Minimum ammonia required for stabilisation. Method 1.3

The experiment was set up as described in Method 1.3.1 and the times for detonation recorded with concentration. The table (below) shows the %water, %ammonia, %w/v ammonia and the concentration of ammonia in the preparation solution and detonation time of the solid. 0.880 S.G. ammonia solution has a concentration of 15.1 molar7. The concentration in the table is for 100 cm3 solution.

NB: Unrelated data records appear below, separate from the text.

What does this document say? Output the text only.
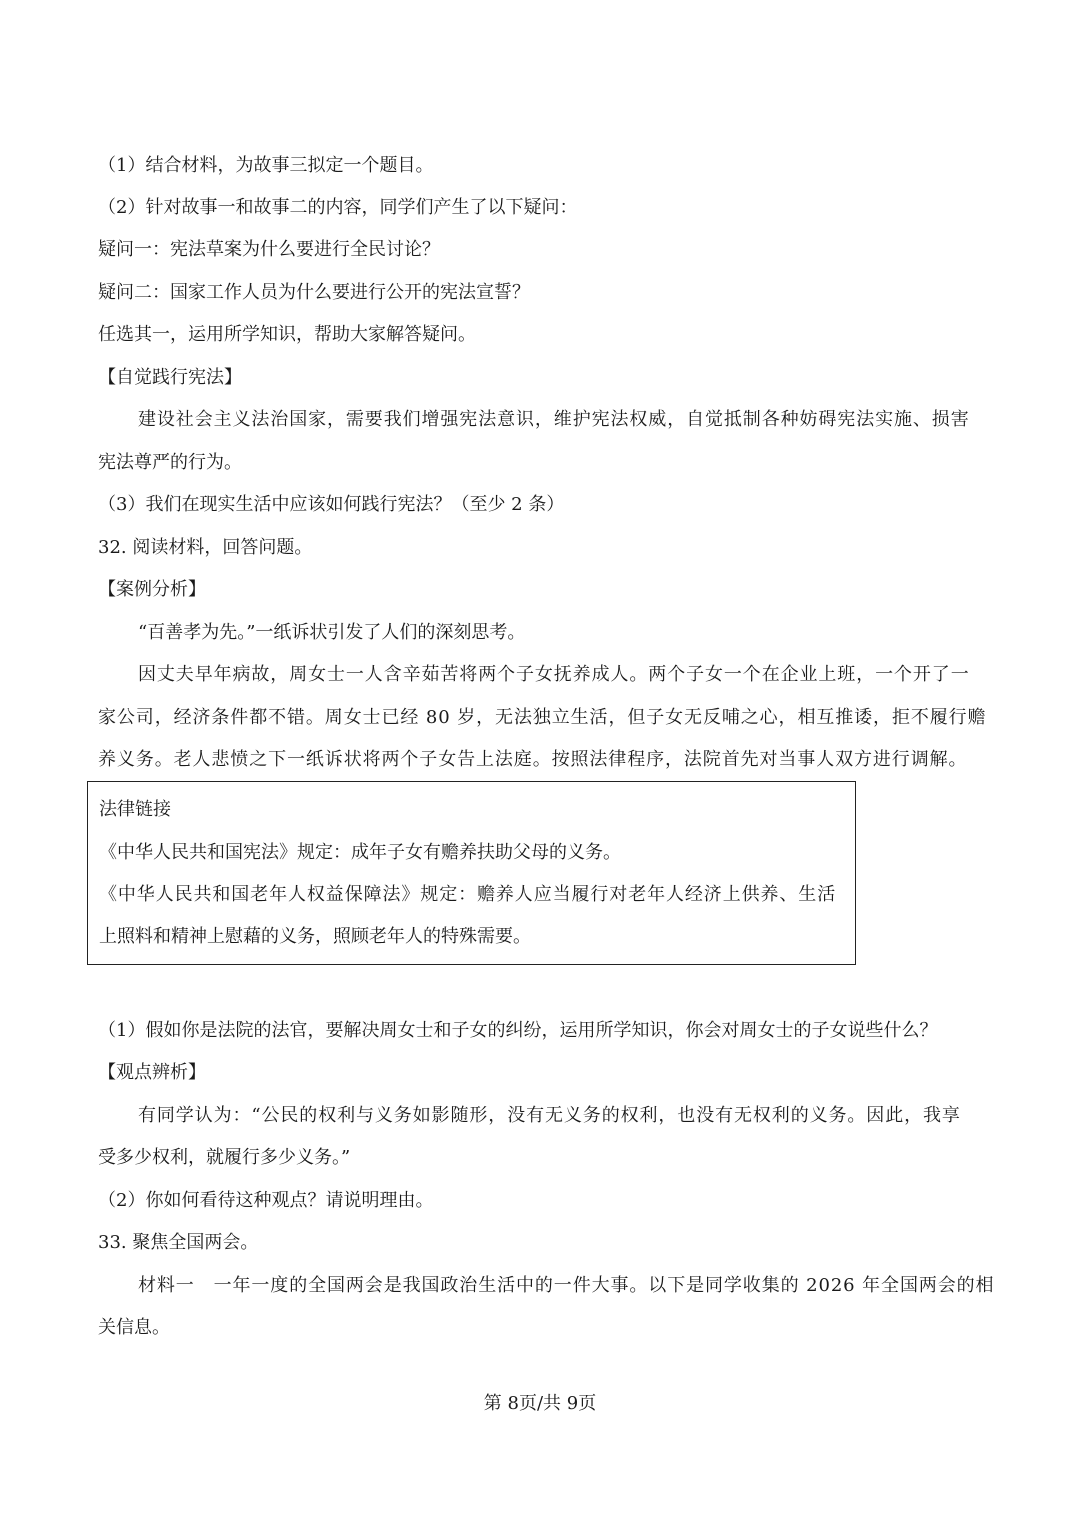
（1）结合材料，为故事三拟定一个题目。
（2）针对故事一和故事二的内容，同学们产生了以下疑问：
疑问一：宪法草案为什么要进行全民讨论？
疑问二：国家工作人员为什么要进行公开的宪法宣誓？
任选其一，运用所学知识，帮助大家解答疑问。
【自觉践行宪法】
建设社会主义法治国家，需要我们增强宪法意识，维护宪法权威，自觉抵制各种妨碍宪法实施、损害
宪法尊严的行为。
（3）我们在现实生活中应该如何践行宪法？（至少 2 条）
32. 阅读材料，回答问题。
【案例分析】
“百善孝为先。”一纸诉状引发了人们的深刻思考。
因丈夫早年病故，周女士一人含辛茹苦将两个子女抚养成人。两个子女一个在企业上班，一个开了一
家公司，经济条件都不错。周女士已经 80 岁，无法独立生活，但子女无反哺之心，相互推诿，拒不履行赡
养义务。老人悲愤之下一纸诉状将两个子女告上法庭。按照法律程序，法院首先对当事人双方进行调解。
法律链接
《中华人民共和国宪法》规定：成年子女有赡养扶助父母的义务。
《中华人民共和国老年人权益保障法》规定：赡养人应当履行对老年人经济上供养、生活
上照料和精神上慰藉的义务，照顾老年人的特殊需要。
（1）假如你是法院的法官，要解决周女士和子女的纠纷，运用所学知识，你会对周女士的子女说些什么？
【观点辨析】
有同学认为：“公民的权利与义务如影随形，没有无义务的权利，也没有无权利的义务。因此，我享
受多少权利，就履行多少义务。”
（2）你如何看待这种观点？请说明理由。
33. 聚焦全国两会。
材料一　一年一度的全国两会是我国政治生活中的一件大事。以下是同学收集的 2026 年全国两会的相
关信息。
第 8页/共 9页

7  Svehla, G. (Ed.) Vogel's Qualitative Inorganic Analysis, 6th Ed. p. 284. Longman 1987

% water % ammonia % w/v ammonia [NH3] Det time (mm:ss)
100.00 0.00 0.00 0.00 5.00
95.00 5.00 1.55 0.75 5.25
90.00 10.00 3.10 1.51 6.00
85.00 15.00 4.65 2.27 6.27
80.00 20.00 6.20 3.02 6.57
75.00 25.00 7.75 3.77 7.18
70.00 30.00 9.30 4.53 7.36
65.00 35.00 10.85 5.29 7.54
60.00 40.00 12.40 6.04 8.13
55.00 45.00 13.95 6.79 8.36
50.00 50.00 15.50 7.55 8.51
45.00 55.00 17.05 8.30 9.15
40.00 60.00 18.60 9.06 9.30
35.00 65.00 20.15 9.81 9.47
30.00 70.00 21.70 10.57 9.51
25.00 75.00 23.25 11.32 10.00
20.00 80.00 24.80 12.08 10.12
15.00 85.00 26.35 12.84 10.14
10.00 90.00 27.90 13.59 10.15
5.00 95.00 29.45 14.35 10.18
0.00 100.00 31.00 15.10 10.20
Detonation time vs concentration

Graph for minimum ammonia required for stabilisation.

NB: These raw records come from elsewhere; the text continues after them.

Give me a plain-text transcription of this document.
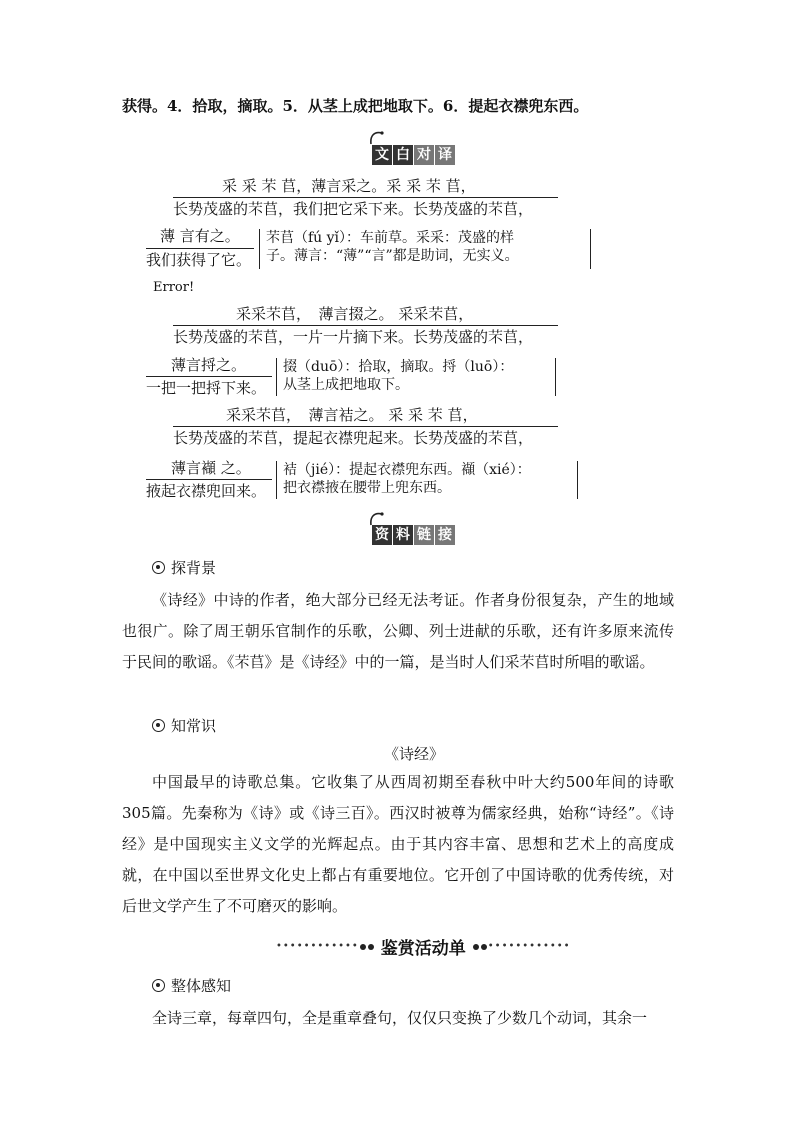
获得。4．拾取，摘取。5．从茎上成把地取下。6．提起衣襟兜东西。
文 白 对 译
采 采 芣 苢，薄言采之。采 采 芣 苢，
长势茂盛的芣苢，我们把它采下来。长势茂盛的芣苢，
薄 言有之。
我们获得了它。
芣苢（fú yǐ）：车前草。采采：茂盛的样
子。薄言：“薄”“言”都是助词，无实义。
Error!
采采芣苢，　薄言掇之。 采采芣苢，
长势茂盛的芣苢，一片一片摘下来。长势茂盛的芣苢，
薄言捋之。
一把一把捋下来。
掇（duō）：拾取，摘取。捋（luō）：
从茎上成把地取下。
采采芣苢，　薄言袺之。 采 采 芣 苢，
长势茂盛的芣苢，提起衣襟兜起来。长势茂盛的芣苢，
薄言襭 之。
掖起衣襟兜回来。
袺（jié）：提起衣襟兜东西。襭（xié）：
把衣襟掖在腰带上兜东西。
资 料 链 接
探背景
《诗经》中诗的作者，绝大部分已经无法考证。作者身份很复杂，产生的地域也很广。除了周王朝乐官制作的乐歌，公卿、列士进献的乐歌，还有许多原来流传于民间的歌谣。《芣苢》是《诗经》中的一篇，是当时人们采芣苢时所唱的歌谣。
知常识
《诗经》
中国最早的诗歌总集。它收集了从西周初期至春秋中叶大约500年间的诗歌305篇。先秦称为《诗》或《诗三百》。西汉时被尊为儒家经典，始称“诗经”。《诗经》是中国现实主义文学的光辉起点。由于其内容丰富、思想和艺术上的高度成就，在中国以至世界文化史上都占有重要地位。它开创了中国诗歌的优秀传统，对后世文学产生了不可磨灭的影响。
•••••••••••• 鉴赏活动单 ••••••••••••
整体感知
全诗三章，每章四句，全是重章叠句，仅仅只变换了少数几个动词，其余一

When the concentration of ammonia vs. detonation time was plotted, it can be seen that any concentration of ammonia greater than around 10.57 molar will give a stability which can be utilised as a storage medium. Concentrations of this level pose a lower hazard that the concentrated solution for both inhalation and skin contact. Stability for this experiment has been defined as stable for ten minutes or over.